Il gesto di un carabiniere di 44 anni che ha ridotto in fin di vita la moglie, Antonietta Gargiulo e ha ucciso le figlie, Martina e Alessia di 13 e 7 anni mentre erano ancora nei loro letti, abbandonate al sonno, si inscrive nell’ennesima cronaca di morti annunciate.

Luigi Capasso che sui social postava foto e amava definirsi “padre” non ha esitato a uccidere le figlie come un killer che si rivale sugli ostaggi. I quotidiani oggi raccontano di una donna che aveva deciso di separarsi, ma non i motivi della separazione e sono più occupati a costruire la narrazione idilliaca di quanto l’assassino proclamasse sui social l’amore per Martina e Alessia e acquistasse per loro i sacchetti di patatine fritte e confezioni di cioccolato al bar sotto casa.

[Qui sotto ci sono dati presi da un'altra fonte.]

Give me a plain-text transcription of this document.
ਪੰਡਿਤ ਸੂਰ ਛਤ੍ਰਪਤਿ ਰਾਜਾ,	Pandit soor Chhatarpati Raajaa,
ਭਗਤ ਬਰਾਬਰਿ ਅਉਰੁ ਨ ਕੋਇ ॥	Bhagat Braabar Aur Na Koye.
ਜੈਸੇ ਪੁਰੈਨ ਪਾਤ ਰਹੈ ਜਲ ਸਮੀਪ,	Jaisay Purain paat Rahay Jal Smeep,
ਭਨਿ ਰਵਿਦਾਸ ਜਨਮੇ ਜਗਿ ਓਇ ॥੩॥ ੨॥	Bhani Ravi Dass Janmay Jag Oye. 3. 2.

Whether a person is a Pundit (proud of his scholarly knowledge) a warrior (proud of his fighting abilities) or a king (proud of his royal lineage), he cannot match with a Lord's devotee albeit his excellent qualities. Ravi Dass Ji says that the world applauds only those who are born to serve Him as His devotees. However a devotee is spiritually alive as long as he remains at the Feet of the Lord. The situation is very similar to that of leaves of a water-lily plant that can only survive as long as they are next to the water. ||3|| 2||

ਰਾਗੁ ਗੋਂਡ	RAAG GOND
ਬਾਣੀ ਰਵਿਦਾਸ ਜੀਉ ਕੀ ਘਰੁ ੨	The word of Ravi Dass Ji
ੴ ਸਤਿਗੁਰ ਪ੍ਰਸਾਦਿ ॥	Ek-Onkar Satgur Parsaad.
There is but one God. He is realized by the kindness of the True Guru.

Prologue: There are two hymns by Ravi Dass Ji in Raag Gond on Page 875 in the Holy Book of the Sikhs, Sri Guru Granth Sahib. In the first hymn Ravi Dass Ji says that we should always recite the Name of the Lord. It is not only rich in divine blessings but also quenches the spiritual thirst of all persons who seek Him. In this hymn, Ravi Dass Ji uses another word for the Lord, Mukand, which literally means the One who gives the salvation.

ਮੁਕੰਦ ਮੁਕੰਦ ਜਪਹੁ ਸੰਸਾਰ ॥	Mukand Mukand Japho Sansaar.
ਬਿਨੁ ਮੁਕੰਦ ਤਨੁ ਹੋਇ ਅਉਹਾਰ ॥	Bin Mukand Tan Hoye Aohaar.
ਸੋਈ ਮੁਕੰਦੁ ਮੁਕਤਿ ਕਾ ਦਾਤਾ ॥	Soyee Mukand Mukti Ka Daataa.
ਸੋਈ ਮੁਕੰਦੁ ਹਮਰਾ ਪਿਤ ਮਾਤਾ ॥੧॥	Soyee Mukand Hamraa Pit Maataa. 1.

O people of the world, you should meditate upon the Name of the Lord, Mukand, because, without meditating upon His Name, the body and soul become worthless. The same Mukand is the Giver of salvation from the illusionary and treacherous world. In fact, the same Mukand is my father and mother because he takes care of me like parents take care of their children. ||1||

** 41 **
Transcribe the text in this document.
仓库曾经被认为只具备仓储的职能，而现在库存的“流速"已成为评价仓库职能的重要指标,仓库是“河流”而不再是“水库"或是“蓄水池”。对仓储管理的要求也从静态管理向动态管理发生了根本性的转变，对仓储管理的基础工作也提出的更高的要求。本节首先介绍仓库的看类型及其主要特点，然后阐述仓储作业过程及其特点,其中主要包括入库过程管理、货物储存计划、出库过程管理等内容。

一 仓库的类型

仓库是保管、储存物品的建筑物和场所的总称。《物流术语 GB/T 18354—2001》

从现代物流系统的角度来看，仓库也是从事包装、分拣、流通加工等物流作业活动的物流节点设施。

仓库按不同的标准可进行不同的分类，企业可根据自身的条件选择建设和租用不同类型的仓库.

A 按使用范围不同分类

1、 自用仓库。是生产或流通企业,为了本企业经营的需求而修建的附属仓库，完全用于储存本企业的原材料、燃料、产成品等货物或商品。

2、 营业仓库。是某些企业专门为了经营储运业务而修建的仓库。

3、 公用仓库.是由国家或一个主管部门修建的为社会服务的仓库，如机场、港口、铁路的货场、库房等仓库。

Omettono la narrazione che doverosamente dovrebbe fare luce sulle dinamiche della violenza maschile contro le donne e sottolineare il rischio che aumenta proprio nel momento in cui la donna dice basta e decide di separarsi. Le omissioni dei cronisti sono lo specchio della nostra società che rimuove la violenza e aderisce all’ideologia che scinde l’uomo violento dal padre. Ma un uomo violento non è mai buon padre.

Antonietta aveva fatto un esposto contro il marito, si era rivolta mal consigliata a un luogo di mediazione familiare dove era stata seguita insieme al marito. Si è perso tempo prezioso. La mediazione famigliare o di coppia è vietata dalla Convenzione di Istanbul (articolo 48) nei casi di violenza perché l’unica azione da compiere è la protezione delle vittime. Dopo la mediazione, che era per ovvi motivi fallita (lui non accettava la separazione, punto), si era rivolta ai servizi sociali e all’associazione Valore Donna ed era stata messa in contatto con una legale per la separazione mentre il clima di minaccia cresceva.

Luigi Capasso le faceva stalking appostandosi anche vicino al luogo di lavoro per aggredirla davanti ai colleghi e con spregiudicatezza si era rivolto strumentalmente alla legge: aveva fatto un esposto nei confronti della moglie perché non vedeva le figlie che lo temevano e non volevano incontrarlo. In un momento in cui le prassi nei Tribunali con le Ctu colpevolizzano le donne che subiscono violenza perché la loro paura o la paura dei loro figli diventa un elemento a discarico dell’autore dei maltrattamenti è importante scardinare il sistema che avvantaggia i violenti in nome del ruolo paterno (il problema è stato denunciato venerdì scorso a Lucca dall’associazione D.i.Re).

Nell’ennesimo caso di femminicidio e figlicidio che cosa si poteva fare, che cosa non è stato fatto?A Latina opera il Centro donna Lilith. Le attiviste ora sono sconvolte e hanno commentato che è “importante il lavoro di rete fra tutti i soggetti che possano intercettare le vittime di violenza che devono essere in grado di valutare l’indice di rischio e quindi mettere in protezione la donna. Tutto ciò deve essere fatto con celerità: è ormai assodato che il momento in cui una donna decide di separarsi è un momento critico, quello in cui più frequenti sono le reazioni violente e i femminicidi. Ribadiamo, forti della nostra esperienza che le donne non denunciano con facilità il proprio partner o ex, che spesso è il padre dei loro figli/e. Solo facendo un percorso di consapevolezza in un centro antiviolenza potranno acquisire gli strumenti che aiuteranno a prendere una decisione per proteggere se stesse e i propri figli”.

Restano ora sulla coscienza addormentata di un Paese ignavo la morte di una bambina, di una ragazza e una donna ridotta in fin di vita insieme ai “se” amari e dolorosi. Se Antonietta se fosse stata messa in protezione insieme alle figlie, se avesse denunciato, se fosse stata tolta l’arma al marito. Se.